O experimento de Milgram: o que é?

Em 1961, Yale, o psicólogo Stanley Milgram fez um experimento que teve como objetivo o estudo do comportamento dos indivíduos, que foram ordenados para implementar comportamentos que iam contra seus valores morais. O experimento de Milgram, desde que a presença de um pesquisador, um professor e um aluno (o ator que fingia para o conhecimento do professor).
O professor controlada de um gerador de corrente elétrica, onde os botões passou de 15 a 450 V, em incrementos de 15 V, sob o qual havia indicações de intensidade à medida que o choque de luz, choque, choque forte, intenso choque, muito perigoso. O último foi escrito XXX.
Cada vez que o aluno cometeu um erro na execução de uma tarefa mnemônico, o professor tinha que infligir uma punição, que é, um choque elétrico, e a intensidade em cada novo engano foi a aumentar. O aluno/ator foi amarrado a uma espécie de cadeira elétrica e o aumento da intensidade do choque estava gritando mais alto e mais alto, a simulação de uma grande dor, e orando para que o professor, para suspender o choque elétrico, até para simular desmaios quando eles chegaram a 300 V.
O investigador desempenhou o papel de autoridade e tinha a tarefa de empurrar o professor para continuar a experiência, apesar das súplicas da parte do aluno. A percentagem de sujeitos que cobria o papel do professor, que conseguiu pressione o interruptor em relação ao perigoso choque de 450 V foi de 65% no primeiro experimento.

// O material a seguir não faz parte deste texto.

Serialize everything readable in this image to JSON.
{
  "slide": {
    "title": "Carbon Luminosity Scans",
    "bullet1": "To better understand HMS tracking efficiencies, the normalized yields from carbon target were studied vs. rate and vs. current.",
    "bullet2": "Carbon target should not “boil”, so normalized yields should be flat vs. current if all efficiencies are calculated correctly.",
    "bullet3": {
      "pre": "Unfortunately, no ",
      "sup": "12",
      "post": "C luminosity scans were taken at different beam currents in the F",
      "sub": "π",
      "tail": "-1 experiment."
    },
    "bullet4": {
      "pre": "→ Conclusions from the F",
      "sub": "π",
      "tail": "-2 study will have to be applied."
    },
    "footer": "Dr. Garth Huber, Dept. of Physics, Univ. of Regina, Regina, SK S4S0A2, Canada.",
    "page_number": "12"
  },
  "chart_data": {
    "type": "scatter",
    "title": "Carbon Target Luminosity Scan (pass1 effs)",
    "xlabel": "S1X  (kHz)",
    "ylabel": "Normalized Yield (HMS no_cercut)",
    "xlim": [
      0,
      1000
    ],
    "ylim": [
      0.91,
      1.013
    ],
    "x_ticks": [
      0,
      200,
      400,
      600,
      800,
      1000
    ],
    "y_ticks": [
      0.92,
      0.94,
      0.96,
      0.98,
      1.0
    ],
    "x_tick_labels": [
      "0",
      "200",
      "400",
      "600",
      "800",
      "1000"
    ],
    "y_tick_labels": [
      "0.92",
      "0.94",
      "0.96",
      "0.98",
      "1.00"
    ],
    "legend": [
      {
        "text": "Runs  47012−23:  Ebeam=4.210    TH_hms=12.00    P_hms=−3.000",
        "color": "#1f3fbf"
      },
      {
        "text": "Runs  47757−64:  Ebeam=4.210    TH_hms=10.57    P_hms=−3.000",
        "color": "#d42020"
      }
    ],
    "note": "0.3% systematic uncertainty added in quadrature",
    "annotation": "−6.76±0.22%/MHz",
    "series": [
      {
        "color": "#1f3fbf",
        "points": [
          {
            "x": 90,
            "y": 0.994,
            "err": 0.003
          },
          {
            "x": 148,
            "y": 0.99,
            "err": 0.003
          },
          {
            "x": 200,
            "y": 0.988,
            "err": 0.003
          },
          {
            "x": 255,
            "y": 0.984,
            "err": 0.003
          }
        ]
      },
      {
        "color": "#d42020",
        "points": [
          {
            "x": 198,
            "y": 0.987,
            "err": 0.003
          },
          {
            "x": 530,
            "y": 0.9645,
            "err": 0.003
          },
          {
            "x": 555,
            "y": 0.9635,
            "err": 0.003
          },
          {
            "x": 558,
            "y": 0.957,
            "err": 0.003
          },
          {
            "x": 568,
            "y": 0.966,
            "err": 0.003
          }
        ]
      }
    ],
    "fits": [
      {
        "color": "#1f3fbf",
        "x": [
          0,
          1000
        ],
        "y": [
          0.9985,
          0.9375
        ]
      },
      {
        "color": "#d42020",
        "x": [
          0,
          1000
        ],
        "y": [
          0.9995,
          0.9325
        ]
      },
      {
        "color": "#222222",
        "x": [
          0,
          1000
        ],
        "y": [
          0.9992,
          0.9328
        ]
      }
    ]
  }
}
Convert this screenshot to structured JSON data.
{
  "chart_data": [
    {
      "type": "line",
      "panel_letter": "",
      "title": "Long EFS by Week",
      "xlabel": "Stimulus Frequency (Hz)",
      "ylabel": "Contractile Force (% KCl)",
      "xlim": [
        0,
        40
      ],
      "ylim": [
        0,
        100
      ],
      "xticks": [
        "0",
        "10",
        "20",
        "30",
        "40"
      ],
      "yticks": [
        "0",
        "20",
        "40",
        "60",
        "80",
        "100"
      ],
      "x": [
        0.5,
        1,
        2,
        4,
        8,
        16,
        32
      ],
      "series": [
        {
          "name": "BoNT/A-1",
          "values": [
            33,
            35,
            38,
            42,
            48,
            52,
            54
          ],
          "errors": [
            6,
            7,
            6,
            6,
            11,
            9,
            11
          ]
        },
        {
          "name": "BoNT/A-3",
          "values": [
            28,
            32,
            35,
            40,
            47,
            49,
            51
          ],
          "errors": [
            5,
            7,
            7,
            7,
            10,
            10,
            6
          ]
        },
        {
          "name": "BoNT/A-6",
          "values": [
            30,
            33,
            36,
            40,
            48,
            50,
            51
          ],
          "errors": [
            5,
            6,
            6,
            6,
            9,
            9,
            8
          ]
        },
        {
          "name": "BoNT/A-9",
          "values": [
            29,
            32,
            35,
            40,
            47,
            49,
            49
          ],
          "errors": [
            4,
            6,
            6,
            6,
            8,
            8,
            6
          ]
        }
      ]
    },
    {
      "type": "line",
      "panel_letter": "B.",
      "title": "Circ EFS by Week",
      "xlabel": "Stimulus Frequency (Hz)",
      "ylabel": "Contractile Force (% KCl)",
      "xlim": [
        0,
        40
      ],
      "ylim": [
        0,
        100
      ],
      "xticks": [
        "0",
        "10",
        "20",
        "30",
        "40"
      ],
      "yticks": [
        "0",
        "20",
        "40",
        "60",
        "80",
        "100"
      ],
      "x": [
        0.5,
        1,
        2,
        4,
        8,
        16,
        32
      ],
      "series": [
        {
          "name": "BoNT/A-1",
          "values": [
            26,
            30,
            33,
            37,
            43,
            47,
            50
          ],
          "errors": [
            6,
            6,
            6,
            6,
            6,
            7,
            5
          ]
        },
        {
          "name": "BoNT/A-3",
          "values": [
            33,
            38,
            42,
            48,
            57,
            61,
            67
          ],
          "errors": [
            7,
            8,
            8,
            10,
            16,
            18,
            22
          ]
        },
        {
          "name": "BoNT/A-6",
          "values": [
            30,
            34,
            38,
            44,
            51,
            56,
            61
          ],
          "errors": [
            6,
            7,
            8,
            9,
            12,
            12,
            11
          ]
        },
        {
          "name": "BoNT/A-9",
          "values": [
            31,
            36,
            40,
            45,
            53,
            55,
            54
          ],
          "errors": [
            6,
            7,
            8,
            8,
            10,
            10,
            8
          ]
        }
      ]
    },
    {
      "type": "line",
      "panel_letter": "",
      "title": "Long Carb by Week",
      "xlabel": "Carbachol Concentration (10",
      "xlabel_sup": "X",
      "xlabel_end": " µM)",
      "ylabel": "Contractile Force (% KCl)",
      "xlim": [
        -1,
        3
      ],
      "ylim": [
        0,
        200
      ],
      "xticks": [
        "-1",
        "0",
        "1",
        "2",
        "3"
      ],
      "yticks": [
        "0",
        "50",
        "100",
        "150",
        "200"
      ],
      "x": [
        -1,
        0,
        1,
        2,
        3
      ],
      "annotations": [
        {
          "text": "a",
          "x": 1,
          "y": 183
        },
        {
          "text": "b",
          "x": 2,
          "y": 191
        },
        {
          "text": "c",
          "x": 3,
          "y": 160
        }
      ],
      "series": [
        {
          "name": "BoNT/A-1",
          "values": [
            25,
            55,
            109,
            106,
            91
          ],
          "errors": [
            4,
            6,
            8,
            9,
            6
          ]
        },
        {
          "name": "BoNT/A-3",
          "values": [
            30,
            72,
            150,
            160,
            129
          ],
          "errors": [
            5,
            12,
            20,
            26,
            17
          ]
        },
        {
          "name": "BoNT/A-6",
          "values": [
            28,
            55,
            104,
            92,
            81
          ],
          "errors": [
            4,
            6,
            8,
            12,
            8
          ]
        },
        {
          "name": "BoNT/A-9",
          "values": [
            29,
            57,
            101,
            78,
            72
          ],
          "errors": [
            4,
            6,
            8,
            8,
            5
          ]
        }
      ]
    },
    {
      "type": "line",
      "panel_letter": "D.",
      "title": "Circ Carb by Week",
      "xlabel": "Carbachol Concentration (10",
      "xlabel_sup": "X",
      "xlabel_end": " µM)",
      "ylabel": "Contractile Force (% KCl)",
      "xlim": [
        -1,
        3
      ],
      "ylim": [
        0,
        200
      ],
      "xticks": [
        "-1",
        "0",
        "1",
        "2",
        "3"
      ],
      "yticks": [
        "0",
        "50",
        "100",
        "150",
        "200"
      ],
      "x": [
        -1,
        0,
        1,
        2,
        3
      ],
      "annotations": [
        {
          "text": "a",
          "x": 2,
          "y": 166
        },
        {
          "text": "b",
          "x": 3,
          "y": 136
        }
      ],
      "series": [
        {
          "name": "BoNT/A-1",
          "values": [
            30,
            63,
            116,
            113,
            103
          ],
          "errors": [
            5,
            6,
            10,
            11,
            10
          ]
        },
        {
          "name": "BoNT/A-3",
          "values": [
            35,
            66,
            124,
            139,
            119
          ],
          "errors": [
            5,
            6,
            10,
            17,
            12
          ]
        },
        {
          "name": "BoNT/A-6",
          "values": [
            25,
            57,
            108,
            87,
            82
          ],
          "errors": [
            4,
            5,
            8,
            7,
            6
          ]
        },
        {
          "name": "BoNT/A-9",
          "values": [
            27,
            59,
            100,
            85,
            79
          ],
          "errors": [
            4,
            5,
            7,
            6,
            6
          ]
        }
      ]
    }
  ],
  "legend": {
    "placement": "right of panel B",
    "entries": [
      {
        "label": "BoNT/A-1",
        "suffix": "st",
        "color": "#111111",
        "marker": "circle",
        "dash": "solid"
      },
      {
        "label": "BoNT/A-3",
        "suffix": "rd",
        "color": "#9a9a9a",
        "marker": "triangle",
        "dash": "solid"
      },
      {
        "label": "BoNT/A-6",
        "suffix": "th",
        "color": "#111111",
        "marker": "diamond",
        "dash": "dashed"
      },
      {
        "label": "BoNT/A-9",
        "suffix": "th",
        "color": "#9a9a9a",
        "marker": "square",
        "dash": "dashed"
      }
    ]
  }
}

Nos experimentos seguintes, a percentagem de sujeitos/professores que obedeceram a autoridade excedido 95%, chegando a um choque final.
O experimento de Milgram hoje
A aplicação do conceito de “obediência” para uma empresa, mostram que os sujeitos em contexto de uma estrutura social hierárquica não é considerado o mais completamente mestres de suas próprias escolhas, mas, em vez disso, consulte as escolhas das pessoas que possuem um papel de autoridade, sendo influenciado em suas ações.
As estatísticas dizem-nos que as pessoas são perfeitamente normais, eles podem fazer coisas terríveis que só porque alguém em posição de autoridade lhes diz para fazer. A expressão da moral individual e subjetiva, durante situações onde somos forçados por pessoas com maior poder ou que cobrem o papel de autoridade não é óbvia e exige uma grande capacidade de auto-direcionamento de suas ações.
À luz da dramática natureza dos fatos, é assustador pensar que diferentes pessoas podem fazer coisas ruins e terríveis devido à influência da política de intimidação.
O experimento de Milgram foi repetida em outros contextos, em 2015, e, na Polónia, a Universidade de Ciências sociais e humanidades descobriu que o número de sujeitos/professores, que se recusou a executar os comandos do experimentador era três vezes maior quando o aluno era do sexo feminino.
Uma experiência interessante, que pode nos fazer refletir muito sobre o que é certo e o que não é. Há sottoporreste para o teste? O que você acha?